Réforme : le temps des choix décisifs
Mercredi 6 juillet 2022, Elisabeth Borne a prononcé son discours de politique générale devant l’Assemblée nationale. Bien sûr, elle ne pouvait faire l’impasse sur le sujet des retraites, mais son propos – évasif, général et bien flou – trahissait l’embarras du gouvernement sur ce dossier. D’une extrême prudence, Madame Borne s’est contentée de répéter ce que l’on entend depuis 30 ans : il faut réformer… Mais quelle réforme avec quel contenu ? Mystère et boule de gomme… Bref, le gouvernement ne sait pas par quel bout aborder ce dossier réputé explosif…
Nous sommes en début de quinquennat et le temps est venu de cesser de tergiverser pour aller au cœur du sujet des retraites. Le nœud ultime de la question n’est pas l’âge de départ, même s’il est vrai qu’il faudra travailler plus longtemps, ou quelque autre paramètre à modifier, mais de faire un choix clair entre deux options : un système de retraite à prestations définies ou à cotisations définies, ou plutôt la transition des régimes à prestations définies vers des régimes à cotisations définies. Il est temps d’ouvrir ce débat escamoté depuis trop longtemps…
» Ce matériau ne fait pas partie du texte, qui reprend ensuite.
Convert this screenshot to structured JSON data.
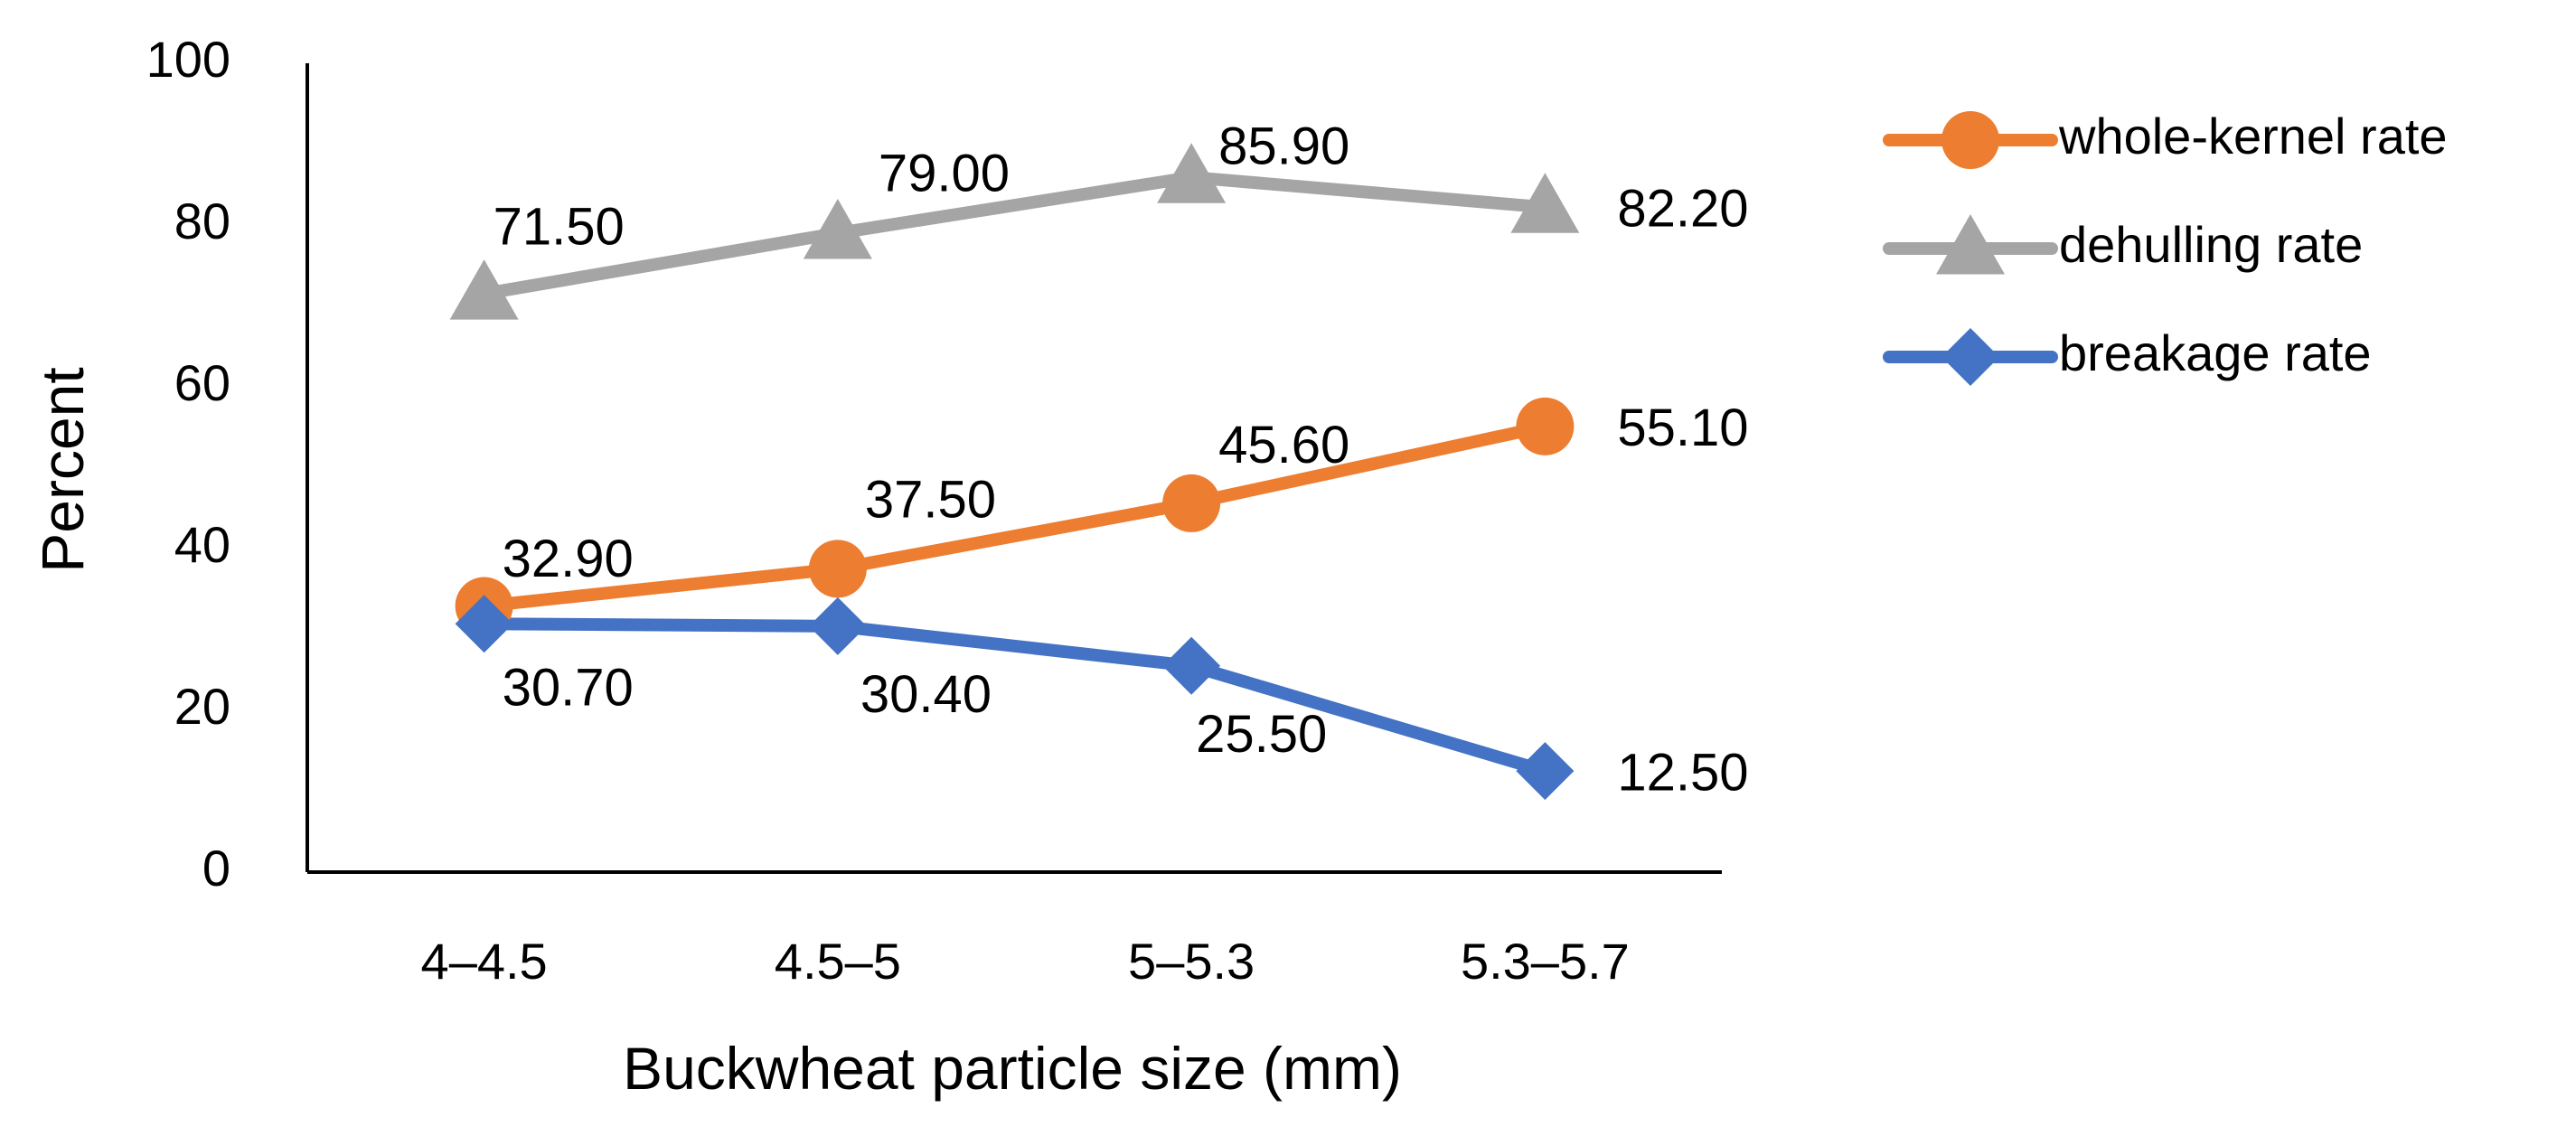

Dans un régime à cotisations définies, les souscripteurs versent des cotisations dont le montant est fixé par avance, mais la caisse de retraite ne s’engage pas sur le futur montant de la pension, lequel dépendra des conditions financières du moment, en évitant tout déficit. A l’inverse, dans un régime à prestations définies, l’effort en termes de cotisations n’est pas prédéterminé et la caisse promet aux affiliés un certain niveau de pension par rapport au dernier salaire d’activité, s’imposant ainsi une obligation de résultat sur plusieurs décennies qui est intenable puisque cela constitue un report indéfini des charges sur les futures générations. Lorsque, immanquablement, les évolutions démographiques sont défavorables, le financement des pensions devient une équation insoluble.
Toutes les grandes réformes des retraites entreprises chez nos voisins ont pris cette voie. En France, cette mutation a également été opérée par les régimes de base des professions libérales, transformés en régimes à cotisations définies pour assurer leur pérennité. Il reste aujourd’hui presque uniquement les régimes spéciaux pour poursuivre la fuite en avant des prestations définies. La France doit donc désormais convertir les régimes spéciaux, qui sont tous à prestations définies et donc structurellement déficitaires, en régimes à cotisations définies. C’est la seule voie praticable. A défaut, nous continuerons à reporter la charge de millions de pensions sur les nouvelles générations.
Voici donc le véritable enjeu originel de la réforme des retraites[1], celui que les politiques autant que l’administration ne veulent toujours pas regarder en face. Le temps de ce choix décisif est pourtant venu...
[1] Lire Etudes & analyses de Sauvegarde retraites numéro 60 : Les enjeux originels de la réforme des retraites.